Search code examples
rdplyrfilterpipedata-mining

What is the use of "-" before the date variable column?


Question

Why the below two codes return different results, or what is the use of "-" before the "date" variable column in this code?

bikes <- read_csv("https://raw.githubusercontent.com/whipson/Ottawa_Bicycles/master/bikes_app.csv", col_types = c("?nnnnnnnnnnnnnn"))
coords <- read_csv("https://raw.githubusercontent.com/whipson/Ottawa_Bicycles/master/coords.csv")

the result of the below code with or without "-" before the date variable is different, So I would like to know the use of "-" in the code before the "date"?

bikes_plot <- bikes %>%
  pivot_longer(names_to = "counter", values_to = "count", -date) %>%
  left_join(coords, by = "counter")

bikes_plot <- bikes %>%
  pivot_longer(names_to = "counter", values_to = "count", date) %>%
  left_join(coords, by = "counter")

I have daunt why the two results of the code in R console are different?

in pivot_longer(names_to = "counter", values_to = "count", -date), I also have a daunt if "values_to = "count", count is an existing column name here in the csv file, or it is a summary.


Solution

  • In R, when you name your arguments, they are always assigned to the respective name within the formal definition. When arguments are not named, they are filled from left to right in the arg list (before ...) from those arguments that have not had a named-argument assigned.

    If you look at the arguments of pivot_longer:

         pivot_longer(
           data,
           cols,
           names_to = "name",
           names_prefix = NULL,
           names_sep = NULL,
           names_pattern = NULL,
           names_ptypes = NULL,
           names_transform = NULL,
           names_repair = "check_unique",
           values_to = "value",
           values_drop_na = FALSE,
           values_ptypes = NULL,
           values_transform = NULL,
           ...
         )
    

    and take your call:

    bikes %>%
      pivot_longer(names_to = "counter", values_to = "count", -date)
    

    The "current data" in the %>%-pipe is assigned to the first argument, which is data. The next unnamed argument -date (or date in the other block) is assigned to cols, which are

        cols: <'tidy-select'> Columns to pivot into longer format.
    

    The presence of the leading - means "all columns except date", in the tidy-select way of selecting columns. Other options could be everything(), ends_with("bar"), etc.

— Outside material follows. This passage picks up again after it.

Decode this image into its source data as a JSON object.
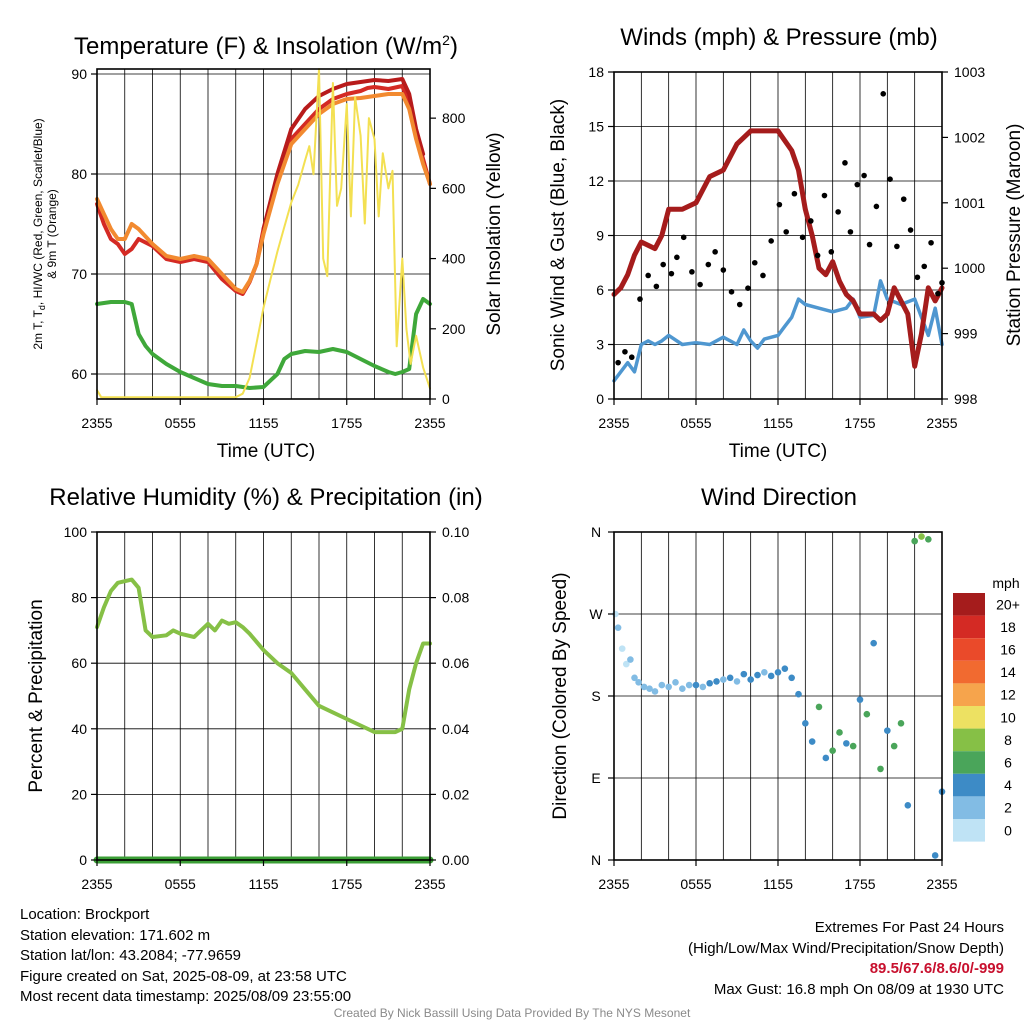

    When you say -date, you are saying that you want the date column to remain unchanged: it remains as a column, and in this case you will get all remaining columns pivoted/reshaped into just two columns: one column "count" which holds the other values, and "counter" that includes the column name from which the count was retrieved. Because we're selecting all columns except one for pivoting (and we aren't doing any other fancy pivot-by-pattern), then we should see (ncol(bikes)-1) * nrow(bikes) rows resulting.

    bikes %>%
      pivot_longer(names_to = "counter", values_to = "count", -date)
    # # A tibble: 49,840 × 3
    #    date                counter          count
    #    <dttm>              <chr>            <dbl>
    #  1 2010-01-01 00:00:00 alexandra_bridge     0
    #  2 2010-01-01 00:00:00 eastern_canal        0
    #  3 2010-01-01 00:00:00 ottawa_river         0
    #  4 2010-01-01 00:00:00 western_canal       NA
    #  5 2010-01-01 00:00:00 laurier_bay         NA
    #  6 2010-01-01 00:00:00 laurier_lyon        NA
    #  7 2010-01-01 00:00:00 laurier_metcalfe    NA
    #  8 2010-01-01 00:00:00 somerset_bridge     NA
    #  9 2010-01-01 00:00:00 otrain_young        NA
    # 10 2010-01-01 00:00:00 otrain_gladstone    NA
    # # … with 49,830 more rows
    # # ℹ Use `print(n = ...)` to see more rows
    

    When you instead use date (not -date), you are saying to pivot only that column ... which seems kind of silly, since all it does it remove the date column, add one column named "counter" that contains invariably "date" (the name of the column pivoted), and one column named "count" that is effectively (in this case) exactly the same as the original date column. The remainder of the columns are not touched, and since the number of columns we pivot is only 1, the number of rows in the frame is unchanged.